Hi,
On 2024-04-15 10:54:16 -0400, Robert Haas wrote:
> On Fri, Apr 12, 2024 at 3:33 PM Andres Freund <andres@anarazel.de> wrote:
> > Here's a patch implementing this approach. I confirmed that before we trigger
> > the stuck spinlock logic very quickly and after we don't. However, if most
> > sleeps are interrupted, it can delay the stuck spinlock detection a good
> > bit. But that seems much better than triggering it too quickly.
>
> +1 for doing something about this. I'm not sure if it goes far enough,
> but it definitely seems much better than doing nothing.
One thing I started to be worried about is whether a patch ought to prevent
the timeout used by perform_spin_delay() from increasing when
interrupted. Otherwise a few signals can trigger quite long waits.
But as a I can't quite see a way to make this accurate in the backbranches, I
suspect something like what I posted is still a good first version.
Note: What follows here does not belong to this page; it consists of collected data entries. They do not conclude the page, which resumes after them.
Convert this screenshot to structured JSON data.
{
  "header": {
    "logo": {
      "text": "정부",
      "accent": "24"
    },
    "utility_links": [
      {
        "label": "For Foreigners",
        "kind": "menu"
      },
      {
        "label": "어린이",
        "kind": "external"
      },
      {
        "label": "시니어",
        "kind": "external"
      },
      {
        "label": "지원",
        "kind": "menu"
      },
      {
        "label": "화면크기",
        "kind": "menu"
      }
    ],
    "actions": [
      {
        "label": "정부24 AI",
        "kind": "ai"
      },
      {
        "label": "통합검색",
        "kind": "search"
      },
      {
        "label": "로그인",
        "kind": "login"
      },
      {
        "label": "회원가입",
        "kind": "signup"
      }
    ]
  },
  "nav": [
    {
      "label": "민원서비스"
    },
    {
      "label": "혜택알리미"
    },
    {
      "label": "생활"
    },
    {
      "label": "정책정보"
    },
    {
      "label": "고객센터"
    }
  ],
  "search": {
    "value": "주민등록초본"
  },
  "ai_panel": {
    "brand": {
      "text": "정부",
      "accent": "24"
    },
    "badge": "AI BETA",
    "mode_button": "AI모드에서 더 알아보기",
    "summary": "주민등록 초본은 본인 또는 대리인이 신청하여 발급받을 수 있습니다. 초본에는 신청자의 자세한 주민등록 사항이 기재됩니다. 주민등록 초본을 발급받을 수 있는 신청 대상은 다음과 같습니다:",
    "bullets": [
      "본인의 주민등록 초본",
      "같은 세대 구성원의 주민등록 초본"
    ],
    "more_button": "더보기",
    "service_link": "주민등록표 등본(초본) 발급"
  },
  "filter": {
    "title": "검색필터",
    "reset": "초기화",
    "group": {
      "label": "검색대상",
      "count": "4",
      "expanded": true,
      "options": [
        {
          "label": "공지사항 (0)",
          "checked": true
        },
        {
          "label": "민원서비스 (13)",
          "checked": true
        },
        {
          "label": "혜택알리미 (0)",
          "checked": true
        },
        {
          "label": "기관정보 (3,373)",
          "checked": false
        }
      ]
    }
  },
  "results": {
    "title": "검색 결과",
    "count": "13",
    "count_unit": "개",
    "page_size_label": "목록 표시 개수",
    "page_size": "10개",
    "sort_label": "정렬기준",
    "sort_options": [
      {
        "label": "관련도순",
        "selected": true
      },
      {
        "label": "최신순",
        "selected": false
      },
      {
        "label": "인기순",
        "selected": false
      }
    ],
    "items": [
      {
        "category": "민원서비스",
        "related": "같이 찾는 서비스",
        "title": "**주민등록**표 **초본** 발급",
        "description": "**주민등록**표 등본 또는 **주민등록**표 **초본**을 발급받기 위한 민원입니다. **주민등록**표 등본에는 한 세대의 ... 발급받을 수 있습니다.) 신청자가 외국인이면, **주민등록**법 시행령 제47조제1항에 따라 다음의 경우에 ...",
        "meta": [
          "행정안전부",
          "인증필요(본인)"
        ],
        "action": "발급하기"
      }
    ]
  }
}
> Given your findings, I'm honestly kind of surprised that I haven't seen
> problems of this type more frequently.
Same. I did a bunch of searches for the error, but found surprisingly
little.
I think in practice most spinlocks just aren't contended enough to reach
perform_spin_delay(). And we have improved some on that over time.
Greetings,
Andres Freund